If anyone is curious, I implemented it as a WordPress filter like so:

function use_straight_join( $distinct_clause ) {

    $distinct_clause = ( $use_straight_join ) ? 'STRAIGHT_JOIN' . $distinct_clause : $distinct_clause;

    return $distinct_clause;
}
add_filter( 'posts_distinct', 'use_straight_join' );

And for completeness, here is the EXPLAIN output for the query when using STRAIGHT_JOIN. Again, I'm baffled. The old query used only ref and eq_ref which I understand to be faster than range, but this is orders of magnitude faster for some reason.

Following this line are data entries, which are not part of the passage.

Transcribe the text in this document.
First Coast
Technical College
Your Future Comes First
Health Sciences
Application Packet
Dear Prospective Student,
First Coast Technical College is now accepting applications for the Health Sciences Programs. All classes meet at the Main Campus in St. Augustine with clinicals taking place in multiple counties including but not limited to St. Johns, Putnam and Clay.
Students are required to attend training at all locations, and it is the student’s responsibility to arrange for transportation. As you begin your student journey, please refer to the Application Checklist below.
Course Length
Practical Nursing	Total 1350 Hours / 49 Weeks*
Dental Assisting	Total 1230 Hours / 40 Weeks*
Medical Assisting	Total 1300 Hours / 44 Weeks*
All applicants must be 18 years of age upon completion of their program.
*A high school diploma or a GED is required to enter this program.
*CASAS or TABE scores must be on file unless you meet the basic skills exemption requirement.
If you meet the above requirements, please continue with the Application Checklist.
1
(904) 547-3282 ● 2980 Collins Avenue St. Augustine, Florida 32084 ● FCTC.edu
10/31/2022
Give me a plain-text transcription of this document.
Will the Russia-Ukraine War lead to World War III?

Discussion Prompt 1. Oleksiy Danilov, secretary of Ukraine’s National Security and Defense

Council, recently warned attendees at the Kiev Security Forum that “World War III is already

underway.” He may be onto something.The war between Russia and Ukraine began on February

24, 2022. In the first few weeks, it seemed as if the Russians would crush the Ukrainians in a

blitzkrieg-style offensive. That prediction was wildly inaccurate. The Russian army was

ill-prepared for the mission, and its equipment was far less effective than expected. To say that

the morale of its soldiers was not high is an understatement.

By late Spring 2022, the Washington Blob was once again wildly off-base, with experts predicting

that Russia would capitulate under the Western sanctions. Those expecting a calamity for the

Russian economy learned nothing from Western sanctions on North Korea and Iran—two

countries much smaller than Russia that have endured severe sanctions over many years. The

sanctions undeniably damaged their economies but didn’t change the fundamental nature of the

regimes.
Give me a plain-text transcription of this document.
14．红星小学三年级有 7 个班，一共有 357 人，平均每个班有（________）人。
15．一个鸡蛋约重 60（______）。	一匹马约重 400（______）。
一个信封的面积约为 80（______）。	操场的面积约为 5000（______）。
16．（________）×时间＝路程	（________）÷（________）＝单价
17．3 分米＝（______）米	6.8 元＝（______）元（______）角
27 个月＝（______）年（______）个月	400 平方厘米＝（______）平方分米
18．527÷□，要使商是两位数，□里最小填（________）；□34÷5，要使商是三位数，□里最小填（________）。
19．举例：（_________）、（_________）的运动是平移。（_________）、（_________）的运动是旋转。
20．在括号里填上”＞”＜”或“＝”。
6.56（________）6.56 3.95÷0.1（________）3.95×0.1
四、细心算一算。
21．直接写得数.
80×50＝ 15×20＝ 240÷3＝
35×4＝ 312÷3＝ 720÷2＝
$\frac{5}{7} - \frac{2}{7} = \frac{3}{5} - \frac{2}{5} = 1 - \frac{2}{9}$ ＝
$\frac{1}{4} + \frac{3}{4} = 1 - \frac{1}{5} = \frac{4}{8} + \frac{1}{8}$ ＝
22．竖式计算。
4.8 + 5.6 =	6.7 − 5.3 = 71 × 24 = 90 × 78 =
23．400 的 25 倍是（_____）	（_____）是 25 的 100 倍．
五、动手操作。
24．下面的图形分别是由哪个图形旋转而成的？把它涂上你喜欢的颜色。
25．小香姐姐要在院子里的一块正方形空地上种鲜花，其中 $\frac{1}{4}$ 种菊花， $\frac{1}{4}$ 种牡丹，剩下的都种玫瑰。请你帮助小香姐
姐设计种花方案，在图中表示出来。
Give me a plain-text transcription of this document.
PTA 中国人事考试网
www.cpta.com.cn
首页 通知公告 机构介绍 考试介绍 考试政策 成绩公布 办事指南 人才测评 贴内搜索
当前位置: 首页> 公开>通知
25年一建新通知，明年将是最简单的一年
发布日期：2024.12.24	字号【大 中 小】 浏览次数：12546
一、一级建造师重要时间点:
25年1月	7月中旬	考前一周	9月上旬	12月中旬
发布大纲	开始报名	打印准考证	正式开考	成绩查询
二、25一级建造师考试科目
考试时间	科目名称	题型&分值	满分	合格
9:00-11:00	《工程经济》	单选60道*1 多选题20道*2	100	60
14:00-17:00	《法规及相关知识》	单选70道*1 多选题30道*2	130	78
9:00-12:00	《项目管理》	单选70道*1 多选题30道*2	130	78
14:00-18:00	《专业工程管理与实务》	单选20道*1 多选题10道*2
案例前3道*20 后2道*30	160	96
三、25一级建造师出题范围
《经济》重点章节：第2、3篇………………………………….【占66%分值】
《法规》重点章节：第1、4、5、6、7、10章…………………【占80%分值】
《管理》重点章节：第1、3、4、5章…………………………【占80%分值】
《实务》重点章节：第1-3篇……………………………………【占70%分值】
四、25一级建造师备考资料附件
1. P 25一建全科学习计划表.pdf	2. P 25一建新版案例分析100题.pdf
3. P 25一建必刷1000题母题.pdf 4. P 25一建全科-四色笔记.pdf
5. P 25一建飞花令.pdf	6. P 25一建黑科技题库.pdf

+-----+--------------+------------------------+--------+---------------------------+-------------------+----------+-----------------+-------+----------------------------------------------+
| id  | select_type  |         table          | type   |      possible_keys        |       key         | key_len  |      ref        | rows  |                    Extra                     |
+-----+--------------+------------------------+--------+---------------------------+-------------------+----------+-----------------+-------+----------------------------------------------+
|  1  | SIMPLE       | wp_posts               | range  | PRIMARY,type_status_date  | type_status_date  |     124  | NULL            |    6  | Using where; Using temporary; Using filesort |
|  1  | SIMPLE       | wp_postmeta            | ref    | post_id,meta_key          | post_id           |       8  | db.wp_posts.ID  |    2  | Using where                                  |
|  1  | SIMPLE       | mt1                    | ref    | post_id,meta_key          | post_id           |       8  | db.wp_posts.ID  |    2  | Using where                                  |
|  1  | SIMPLE       | mt2                    | ref    | post_id,meta_key          | post_id           |       8  | db.wp_posts.ID  |    2  | Using where                                  |
|  1  | SIMPLE       | mt3                    | ref    | post_id,meta_key          | post_id           |       8  | db.wp_posts.ID  |    2  | Using where                                  |
|  1  | SIMPLE       | mt4                    | ref    | post_id,meta_key          | post_id           |       8  | db.wp_posts.ID  |    2  | Using where                                  |
|  1  | SIMPLE       | mt5                    | ref    | post_id,meta_key          | post_id           |       8  | db.mt3.post_id  |    2  | Using where                                  |
|  1  | SIMPLE       | mt6                    | ref    | post_id,meta_key          | post_id           |       8  | db.wp_posts.ID  |    2  | Using where                                  |
|  1  | SIMPLE       | wp_term_relationships  | ref    | PRIMARY,term_taxonomy_id  | PRIMARY           |       8  | db.wp_posts.ID  |    1  | Using where; Using index                     |
|  1  | SIMPLE       | tt1                    | ref    | PRIMARY,term_taxonomy_id  | PRIMARY           |       8  | db.wp_posts.ID  |    1  | Using where; Using index                     |
|  1  | SIMPLE       | tt2                    | ref    | PRIMARY,term_taxonomy_id  | PRIMARY           |       8  | db.mt1.post_id  |    1  | Using where; Using index                     |
|  1  | SIMPLE       | tt3                    | ref    | PRIMARY,term_taxonomy_id  | PRIMARY           |       8  | db.wp_posts.ID  |    1  | Using where; Using index                     |
+-----+--------------+------------------------+--------+---------------------------+-------------------+----------+-----------------+-------+----------------------------------------------+


回答2:

Can you check if the "meta_value" field has an index? This could make a huge speed improvement.

I'm not sure about it, but maybe the CAST() functions cause some slowdown? Are they necessary?